The Vitamin D and Sunscreen Relationship

The only real down side in using sunscreen is the body’s inability to produce vitamin D while wearing it.  Deficiency in D can lead to colon, breast and skin cancer as well as auto-immune disease, depression and lower immunity.  Vitamin D is made in our kidneys through the presence of sunlight. When we cover ourselves with sunscreen and avoid the sun we are producing less vitamin D. Supplementation of D3 alleviates this issue.  Liquid form seems to have the best absorption. Try Carlson Labs Liquid D3. http://www.carlsonlabs.com

How Positivity Can Affect Your Health

Outlook on life is an important part of being healthy and happy. Research shows a positive outlook is beneficial. That combined with healthy choices can have a positive impact on your physical, mental and emotional wellbeing. Try to implement these in daily life.

Change your thoughts – As a negative or fearful thought arises, flip it to a more positive one. For example, “I hate to fly, I’m afraid the plane will crash” can be a crippling thought. Replace that with, “air travel is among the safest ways to travel. I am so lucky to be able to have the opportunity to fly and see…”

Be less critical of others – “Wow, she put on a lot of weight” is a negative thought about another person and puts bad energy into the world. Instead find something positive about another person and offer a compliment, “Wow that blue sweater is really beautiful on you.”

Stop gossiping– Gossip can be malicious and full of lies. Just skip it and talk about the latest movie, recipe or what’s going on in the world, a truly important conversation.

Legitimize your news–24/7 news can be stressful. Much of it is opinion based arguments about a topic to fill time instead of just facts. Small doses from reliable sources like newspapers, apps or the half hour nightly news is all you need to stay informed.

Limit time with negative people –A negative co-worker, friend or family can be a challenge to totally avoid so spend time in small doses. Connect with people who are positive and uplifting.

Practice meditation and yoga– Both can teach patience and tolerance. What you learn “on the mat” can lead to what you do and how you handle stress “off the mat.”

Exercise– Burning off steam and toning your body for every stage in life is beneficial in and out. Cardio and weight lifting 3-4 times per week has health benefits both physically and mentally. Exercise releases endorphins in your brain making you feel vibrant and gives you a natural high.

Drink tea daily– A daily tea ritual can bring comfort and health benefits. Both green and black teas have lower caffeine than most coffees plus loads of antioxidants. Green tea contains L-theanine which calms the mind and improves cognition.

Gratitude– Science and research has shown people who are grateful get through stressful circumstances better than those who do not practice the art of being grateful. Take a few minutes per day and count the blessings you do have, even if they are small. You can either think about them or write them down.

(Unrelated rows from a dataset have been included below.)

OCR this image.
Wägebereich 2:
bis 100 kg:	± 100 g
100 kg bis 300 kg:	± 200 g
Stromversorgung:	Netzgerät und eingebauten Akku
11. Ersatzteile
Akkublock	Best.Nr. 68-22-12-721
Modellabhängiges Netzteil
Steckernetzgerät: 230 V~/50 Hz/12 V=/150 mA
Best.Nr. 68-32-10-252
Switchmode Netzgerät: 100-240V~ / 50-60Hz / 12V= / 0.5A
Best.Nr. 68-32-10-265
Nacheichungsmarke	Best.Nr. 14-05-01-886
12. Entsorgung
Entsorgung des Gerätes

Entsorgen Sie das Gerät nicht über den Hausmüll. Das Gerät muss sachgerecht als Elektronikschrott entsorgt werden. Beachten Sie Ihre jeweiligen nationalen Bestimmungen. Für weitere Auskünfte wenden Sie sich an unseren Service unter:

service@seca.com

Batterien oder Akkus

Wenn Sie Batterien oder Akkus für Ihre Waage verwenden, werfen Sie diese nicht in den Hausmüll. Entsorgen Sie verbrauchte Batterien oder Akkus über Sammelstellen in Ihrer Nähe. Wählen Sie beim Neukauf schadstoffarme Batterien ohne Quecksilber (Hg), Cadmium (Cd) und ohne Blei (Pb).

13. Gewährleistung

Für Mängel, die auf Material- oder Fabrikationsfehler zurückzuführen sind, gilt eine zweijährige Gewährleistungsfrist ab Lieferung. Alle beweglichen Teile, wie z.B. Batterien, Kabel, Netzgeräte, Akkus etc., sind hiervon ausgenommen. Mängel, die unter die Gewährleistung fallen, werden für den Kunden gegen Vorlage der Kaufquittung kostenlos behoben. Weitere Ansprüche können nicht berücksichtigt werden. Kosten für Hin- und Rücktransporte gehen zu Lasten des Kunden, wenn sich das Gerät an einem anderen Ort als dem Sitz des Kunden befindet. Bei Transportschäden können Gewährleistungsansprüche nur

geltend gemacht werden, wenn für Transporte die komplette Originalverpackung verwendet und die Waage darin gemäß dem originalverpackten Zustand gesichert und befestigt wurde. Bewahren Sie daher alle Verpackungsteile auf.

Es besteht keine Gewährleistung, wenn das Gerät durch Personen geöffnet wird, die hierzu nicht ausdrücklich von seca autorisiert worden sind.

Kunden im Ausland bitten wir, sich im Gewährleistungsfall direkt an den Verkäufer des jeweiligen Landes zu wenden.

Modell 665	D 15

Choose food wisely – Food can definitely impact how we feel about ourselves and our world. Eating too much ice cream and then beating ourselves up after can have negative effects on our mood if we do it often. Avoid preservatives, colorings and high fructose corn syrup.Choose local organic produce which are not sprayed with pesticides, linked to carcinogens. Avoid factory raised meats and dairy. Everyone is entitled to a happy life, including animals. Making positive choices to impact your health will have positive results on brain chemistry.

Take the right supplements– While eating healthy provides the best fuel and nutrients for your body, supplementing can be helpful with the right choices. Omega-3 fish oil and vitamin D are among my daily favorites and can have beneficial impact on the brain.